Rüzgar babasının geleceğini söylediğinde biraz heyecanlanmıștım. Ama aklımda da bir soru vardı onu sorduğumda bana sinirli sinirli bakıp gitmiști. Bende odama gidip kot buz mavisi pantolon ve kırmızı T-shirt giyinip așağı indim. Rüzgar aşağıda değildi pencereden baktığımda göl kenarında sinirli bir şekilde duruyordu. Annesi hakkında bir şeyler duyunca çok agresif oluyordu. Acaba annesi onları bırakıp gitmişmiydi? Evet, kesin bırakıp gitmiş o yüzden annesinin konusu açılınca sinirleniyorum. Belki Rüzgarı istememişti belki de bab- kapının çalması ile kendime geldim camdan Rüzgara baktım ama orada değildi o olduğunu anlamıştım. Kapıyı açmamla şok oldum. Sanki karşımda iki tane Rüzgar duruyordu. Öndeki daha yaşlı gibiydi. Yinede her şekilde yakışıklıydı. 'kızım salaklașma babası gelecekti odur' iç sesimin söylediği şey ile babasının geleceği aklıma geldi. Kenara çekilip girmelerini söyledim. İçeri geçip oturduk. Babasının bana sorduğu her souruya benim cevap vermem gerekirken Rüzgar cevaplıyordu ve ben buna çok sinirleniyordum. En sonunda Rüzgar daha fazla dayanamayıp Vedat beyi kapıya attı. Kapıyı kapatıp içeri geldi ve etrafa zarar vermeye başladı. Birazda tartıştığımız sıra telefonu çaldı ve gitti.
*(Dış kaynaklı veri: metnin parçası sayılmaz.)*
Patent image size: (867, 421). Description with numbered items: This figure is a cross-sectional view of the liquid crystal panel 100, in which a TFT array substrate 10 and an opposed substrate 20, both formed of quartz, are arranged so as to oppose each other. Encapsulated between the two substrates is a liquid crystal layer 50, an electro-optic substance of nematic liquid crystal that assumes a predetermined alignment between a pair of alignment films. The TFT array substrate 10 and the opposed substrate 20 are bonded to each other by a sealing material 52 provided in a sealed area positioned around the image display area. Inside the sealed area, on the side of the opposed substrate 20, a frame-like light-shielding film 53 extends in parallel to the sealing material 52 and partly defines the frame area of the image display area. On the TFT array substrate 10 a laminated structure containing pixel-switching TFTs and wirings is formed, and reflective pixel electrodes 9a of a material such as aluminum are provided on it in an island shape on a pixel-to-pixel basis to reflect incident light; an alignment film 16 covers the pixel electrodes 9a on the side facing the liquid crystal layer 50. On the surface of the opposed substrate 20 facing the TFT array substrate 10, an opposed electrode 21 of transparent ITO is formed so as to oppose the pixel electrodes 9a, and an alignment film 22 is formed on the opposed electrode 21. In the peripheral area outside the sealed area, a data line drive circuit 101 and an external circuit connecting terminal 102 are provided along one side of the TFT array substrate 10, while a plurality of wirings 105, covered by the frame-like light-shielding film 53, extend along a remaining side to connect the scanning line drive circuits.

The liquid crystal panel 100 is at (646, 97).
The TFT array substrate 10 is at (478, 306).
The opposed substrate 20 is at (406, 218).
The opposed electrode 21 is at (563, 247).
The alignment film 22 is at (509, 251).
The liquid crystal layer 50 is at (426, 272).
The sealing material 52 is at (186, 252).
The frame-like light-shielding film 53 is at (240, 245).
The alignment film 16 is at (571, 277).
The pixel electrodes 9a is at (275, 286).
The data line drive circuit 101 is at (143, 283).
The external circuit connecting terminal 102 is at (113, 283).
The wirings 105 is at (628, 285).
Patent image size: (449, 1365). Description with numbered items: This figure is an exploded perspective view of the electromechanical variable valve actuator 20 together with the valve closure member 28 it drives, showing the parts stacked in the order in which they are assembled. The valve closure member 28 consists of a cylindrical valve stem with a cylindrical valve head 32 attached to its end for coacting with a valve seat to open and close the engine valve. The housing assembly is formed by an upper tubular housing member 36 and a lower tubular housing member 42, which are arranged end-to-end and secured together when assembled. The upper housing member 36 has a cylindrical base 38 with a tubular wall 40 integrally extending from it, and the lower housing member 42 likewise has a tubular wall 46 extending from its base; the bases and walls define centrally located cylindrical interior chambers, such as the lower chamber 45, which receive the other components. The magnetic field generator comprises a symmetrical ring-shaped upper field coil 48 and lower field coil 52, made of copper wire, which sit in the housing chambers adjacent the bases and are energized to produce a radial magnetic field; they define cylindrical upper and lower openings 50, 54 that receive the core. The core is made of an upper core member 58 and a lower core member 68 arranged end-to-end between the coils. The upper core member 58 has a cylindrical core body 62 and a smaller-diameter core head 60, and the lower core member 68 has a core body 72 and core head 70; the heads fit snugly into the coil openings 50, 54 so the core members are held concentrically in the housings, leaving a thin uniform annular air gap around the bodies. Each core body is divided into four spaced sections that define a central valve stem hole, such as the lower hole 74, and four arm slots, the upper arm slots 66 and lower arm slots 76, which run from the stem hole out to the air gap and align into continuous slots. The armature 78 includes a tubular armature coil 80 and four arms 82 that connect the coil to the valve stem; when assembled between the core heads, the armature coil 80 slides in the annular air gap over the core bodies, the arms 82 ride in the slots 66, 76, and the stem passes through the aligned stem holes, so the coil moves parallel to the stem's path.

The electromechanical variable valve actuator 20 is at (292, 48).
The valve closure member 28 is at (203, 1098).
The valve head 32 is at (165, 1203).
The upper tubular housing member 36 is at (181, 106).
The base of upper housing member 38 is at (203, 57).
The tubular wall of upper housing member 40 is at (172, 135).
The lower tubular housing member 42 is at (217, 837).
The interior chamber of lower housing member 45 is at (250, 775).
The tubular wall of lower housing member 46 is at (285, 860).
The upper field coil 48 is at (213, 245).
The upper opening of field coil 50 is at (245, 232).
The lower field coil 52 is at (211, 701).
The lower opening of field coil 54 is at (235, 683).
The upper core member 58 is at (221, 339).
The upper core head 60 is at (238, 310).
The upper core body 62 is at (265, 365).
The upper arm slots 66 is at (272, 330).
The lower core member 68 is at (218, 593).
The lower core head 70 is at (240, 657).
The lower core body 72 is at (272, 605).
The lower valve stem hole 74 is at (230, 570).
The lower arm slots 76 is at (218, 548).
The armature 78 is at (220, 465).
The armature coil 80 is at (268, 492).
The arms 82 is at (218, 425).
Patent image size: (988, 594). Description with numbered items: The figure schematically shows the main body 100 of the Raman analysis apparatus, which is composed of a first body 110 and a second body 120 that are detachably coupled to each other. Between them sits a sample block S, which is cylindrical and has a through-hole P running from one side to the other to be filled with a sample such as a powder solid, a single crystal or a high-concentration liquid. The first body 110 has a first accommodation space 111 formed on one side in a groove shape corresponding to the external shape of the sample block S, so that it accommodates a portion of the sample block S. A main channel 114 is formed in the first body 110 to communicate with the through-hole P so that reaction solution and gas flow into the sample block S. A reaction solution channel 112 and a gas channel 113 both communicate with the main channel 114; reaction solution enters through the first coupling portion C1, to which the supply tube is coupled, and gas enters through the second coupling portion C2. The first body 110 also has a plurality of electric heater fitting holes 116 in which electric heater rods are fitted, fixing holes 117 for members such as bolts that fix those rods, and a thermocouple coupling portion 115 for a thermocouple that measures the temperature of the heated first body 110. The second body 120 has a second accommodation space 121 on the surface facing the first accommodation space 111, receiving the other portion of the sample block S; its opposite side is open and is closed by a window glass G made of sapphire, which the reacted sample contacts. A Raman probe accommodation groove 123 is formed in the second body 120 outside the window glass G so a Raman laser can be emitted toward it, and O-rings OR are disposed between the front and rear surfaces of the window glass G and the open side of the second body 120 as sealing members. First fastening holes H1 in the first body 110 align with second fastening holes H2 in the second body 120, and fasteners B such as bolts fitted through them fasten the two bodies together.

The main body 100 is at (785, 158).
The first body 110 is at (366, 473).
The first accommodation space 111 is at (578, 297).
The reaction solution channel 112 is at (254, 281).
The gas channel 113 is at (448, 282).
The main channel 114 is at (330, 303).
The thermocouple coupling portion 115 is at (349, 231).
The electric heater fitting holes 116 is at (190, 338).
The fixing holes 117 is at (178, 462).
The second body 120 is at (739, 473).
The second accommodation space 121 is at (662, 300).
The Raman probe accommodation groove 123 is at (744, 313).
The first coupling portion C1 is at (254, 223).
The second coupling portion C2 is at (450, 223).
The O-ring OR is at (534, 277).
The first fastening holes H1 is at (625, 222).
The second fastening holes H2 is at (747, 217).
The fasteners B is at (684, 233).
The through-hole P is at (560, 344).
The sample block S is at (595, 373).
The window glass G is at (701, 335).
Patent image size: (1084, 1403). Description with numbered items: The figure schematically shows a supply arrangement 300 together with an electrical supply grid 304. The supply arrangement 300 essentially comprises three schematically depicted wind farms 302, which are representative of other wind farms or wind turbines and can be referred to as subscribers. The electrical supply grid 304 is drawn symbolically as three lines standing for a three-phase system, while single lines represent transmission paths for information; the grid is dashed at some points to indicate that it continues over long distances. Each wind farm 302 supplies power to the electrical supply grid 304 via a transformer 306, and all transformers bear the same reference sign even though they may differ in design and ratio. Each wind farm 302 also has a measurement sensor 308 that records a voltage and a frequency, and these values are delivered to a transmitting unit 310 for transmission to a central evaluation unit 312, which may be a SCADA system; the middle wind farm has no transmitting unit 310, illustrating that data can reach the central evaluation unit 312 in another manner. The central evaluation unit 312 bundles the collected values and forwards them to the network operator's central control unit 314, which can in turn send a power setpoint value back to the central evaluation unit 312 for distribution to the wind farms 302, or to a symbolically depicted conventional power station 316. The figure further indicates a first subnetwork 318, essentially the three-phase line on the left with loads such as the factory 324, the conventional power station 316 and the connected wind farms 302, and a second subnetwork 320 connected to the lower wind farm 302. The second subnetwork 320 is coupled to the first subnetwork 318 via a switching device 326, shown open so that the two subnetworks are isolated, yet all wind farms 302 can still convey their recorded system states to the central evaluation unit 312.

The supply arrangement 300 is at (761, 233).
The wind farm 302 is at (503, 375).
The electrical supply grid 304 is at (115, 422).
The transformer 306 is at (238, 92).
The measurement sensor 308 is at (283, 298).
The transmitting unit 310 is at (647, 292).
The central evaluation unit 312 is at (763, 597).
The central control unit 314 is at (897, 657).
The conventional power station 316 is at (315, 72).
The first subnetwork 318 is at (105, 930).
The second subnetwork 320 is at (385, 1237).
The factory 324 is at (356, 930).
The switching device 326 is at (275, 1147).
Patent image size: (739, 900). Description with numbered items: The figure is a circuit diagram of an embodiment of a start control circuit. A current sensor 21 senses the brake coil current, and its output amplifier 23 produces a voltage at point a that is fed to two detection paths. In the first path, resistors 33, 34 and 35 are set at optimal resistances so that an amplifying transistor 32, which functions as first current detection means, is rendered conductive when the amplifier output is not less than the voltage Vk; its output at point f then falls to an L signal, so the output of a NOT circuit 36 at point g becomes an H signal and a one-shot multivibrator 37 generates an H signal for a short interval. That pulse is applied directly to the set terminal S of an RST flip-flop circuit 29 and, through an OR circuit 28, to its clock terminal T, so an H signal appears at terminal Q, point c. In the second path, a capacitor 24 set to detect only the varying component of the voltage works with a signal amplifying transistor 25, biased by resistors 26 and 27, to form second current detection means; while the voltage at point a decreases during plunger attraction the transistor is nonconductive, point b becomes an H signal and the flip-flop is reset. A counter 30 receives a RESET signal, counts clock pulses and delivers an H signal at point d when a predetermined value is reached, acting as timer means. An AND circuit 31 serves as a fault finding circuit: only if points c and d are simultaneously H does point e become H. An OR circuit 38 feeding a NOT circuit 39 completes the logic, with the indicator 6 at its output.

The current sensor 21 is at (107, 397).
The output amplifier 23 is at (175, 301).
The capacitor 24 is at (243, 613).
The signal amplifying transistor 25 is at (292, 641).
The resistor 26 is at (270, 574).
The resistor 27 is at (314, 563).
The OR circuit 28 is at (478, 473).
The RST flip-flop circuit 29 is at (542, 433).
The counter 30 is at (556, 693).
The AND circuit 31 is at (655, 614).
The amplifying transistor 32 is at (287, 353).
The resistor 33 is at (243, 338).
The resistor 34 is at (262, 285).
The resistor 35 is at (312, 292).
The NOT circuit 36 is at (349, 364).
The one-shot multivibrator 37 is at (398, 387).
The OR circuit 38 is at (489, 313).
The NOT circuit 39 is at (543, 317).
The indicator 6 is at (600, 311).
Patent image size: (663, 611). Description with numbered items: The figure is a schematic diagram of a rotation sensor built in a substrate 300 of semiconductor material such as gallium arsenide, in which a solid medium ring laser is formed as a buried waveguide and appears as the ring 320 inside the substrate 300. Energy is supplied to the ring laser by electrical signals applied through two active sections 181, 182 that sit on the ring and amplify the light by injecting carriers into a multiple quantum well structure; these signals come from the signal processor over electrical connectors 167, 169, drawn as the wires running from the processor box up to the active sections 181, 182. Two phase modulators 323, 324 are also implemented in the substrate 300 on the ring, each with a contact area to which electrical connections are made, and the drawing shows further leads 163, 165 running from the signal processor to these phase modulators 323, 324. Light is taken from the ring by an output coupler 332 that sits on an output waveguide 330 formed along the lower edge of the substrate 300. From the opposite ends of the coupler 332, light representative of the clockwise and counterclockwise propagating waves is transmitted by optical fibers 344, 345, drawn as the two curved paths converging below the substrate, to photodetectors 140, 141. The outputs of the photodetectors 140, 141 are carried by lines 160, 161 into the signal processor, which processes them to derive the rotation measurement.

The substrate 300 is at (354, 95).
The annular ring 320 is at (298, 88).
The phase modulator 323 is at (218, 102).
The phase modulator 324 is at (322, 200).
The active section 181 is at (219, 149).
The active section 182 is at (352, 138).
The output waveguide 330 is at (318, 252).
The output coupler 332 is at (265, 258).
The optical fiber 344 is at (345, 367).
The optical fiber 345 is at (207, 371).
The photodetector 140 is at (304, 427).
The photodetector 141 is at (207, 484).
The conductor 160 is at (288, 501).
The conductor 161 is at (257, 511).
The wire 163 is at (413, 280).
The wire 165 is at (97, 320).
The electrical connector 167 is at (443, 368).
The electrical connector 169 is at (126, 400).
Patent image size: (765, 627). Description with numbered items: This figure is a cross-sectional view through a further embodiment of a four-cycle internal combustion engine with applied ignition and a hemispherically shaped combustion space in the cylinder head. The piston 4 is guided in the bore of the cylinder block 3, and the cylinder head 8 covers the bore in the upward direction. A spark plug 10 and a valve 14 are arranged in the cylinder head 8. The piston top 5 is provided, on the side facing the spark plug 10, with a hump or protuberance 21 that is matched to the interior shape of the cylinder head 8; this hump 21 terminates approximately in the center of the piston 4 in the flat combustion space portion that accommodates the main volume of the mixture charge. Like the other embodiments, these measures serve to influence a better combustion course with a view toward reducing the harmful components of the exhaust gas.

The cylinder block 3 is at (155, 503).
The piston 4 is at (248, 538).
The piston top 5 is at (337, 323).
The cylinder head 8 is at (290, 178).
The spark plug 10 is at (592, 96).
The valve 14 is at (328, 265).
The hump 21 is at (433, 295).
Bende fırça ve küçük el küreği alıp etrafı toplamaya başladım. Her yeri düzgün bir şekilde temizledikten sonra gidip duș aldım. Duştan çıktıktan sonra üzerime lacivert bir deri tayt ve üstüne de pudra rengi T-shirt giydim dışarı çakacağım için hırka alıp telefonumla kulaklığımı da aldım ve aşağı indim. Rüzgar salonda oturmuș makarna yiyordu. Kapıya doğru giderken beni gördü.
Rüzgar:
"Nereye" dedi sinirli bir şekilde. Dağlık alanda nereye gidebilirdim acaba?
"Kaçıyorum" göz devirip dışarı çıktım.
Hava gayet güzeldi göl kenarına gitmek yerine bu seferde dağlık alana doğru gitmeye karar verdim. Kulaklığını takıp rastgele bir şarkı açtım ve biraz yürüyüp bir tane ağacın altına oturdum. O an Sezen Aksu'nun 'herkes yaralı' şarkısı denk gelmişti. Gözlerimi kapattım ve şarkının güzel melodisine bıraktım kendimi. Olanları, olacakları, eskileri merak ediyordum. Bundan sonra ne olacaktı? Biz şuan ne yapıyorduk? Ve en önemlisi Rüzgarın geçmişi...
Biz çok saçma bir durumun içindeydik. Benim babam bir mafyaydı. Düşmanlarımız vardı. Düşman gibi gördüğüm adam benim kocam olmuştu ve beni koruyordu. Ve ben ona aşık olmuştum. Belki annem burda olsaydı ona sarılır tüm derdimi anlatırdım. Gözümden bir damla yaş gelince kendimu tutamadım ve hıçkırarak ağlamaya başladım. Daha fazla dayanamıyordum. Bu yaşananlar çok ağır geliyordu. Belki şuan siz 'bunun neresi ağır' diyebilirsiniz. Ama benim annem, babam benden çok uzaktaydı. Ben bu yaşıma kadar ailemle sadece bir kaç kes görüşmüştüm. Benim ailem Nazlı ve Duruydu onlarınki ise ben. Onlarla büyüdüm ben onlarda benimle büyüdü. Hıçkırıklarımı durduramıyordum. Elimle yüzümü kapattım ve Hıçkırıklarımı durdurmaya çalıştım. Beș dakika daha ağlamaya devam ettim. Șarkı listesi devam ediyordu telefonumu çıkarıp durdurdum. Ekrandan kendime bakıp ağlamamı belli etmemek için yüzümü sildim ama gözlerim kızarmıştı. Ayağa kalkıp eve doğru yürümeye başladım. Hava biraz esmeye başlamıştı ya da duș aldığım için bana öyle geliyordu. Bende hızlı hızlı yürüyüp eve geldim. Ağladığım için biraz sakinleşmiștim. Kapının önüne gidip kapıyı çaldım. Ağladığımı belli etmemek için başımı önüme eğdim. Çok geçmeden Rüzgar kapıyı açtı. Hemen içeri girip odama gidecektim ki Rüzgar kolumu tuttu.
Rüzgar:
"Neyin var? Yüzüme bak" başımı kaldırıp yüzüne baktığımda bana şaşkın ve endişeyle bakıyordu.
Rüzgar:
"Ağladın mı sen, niye ağladın?" dedi. Benim için endişelenmiș. Sesli bir şekilde güldüm.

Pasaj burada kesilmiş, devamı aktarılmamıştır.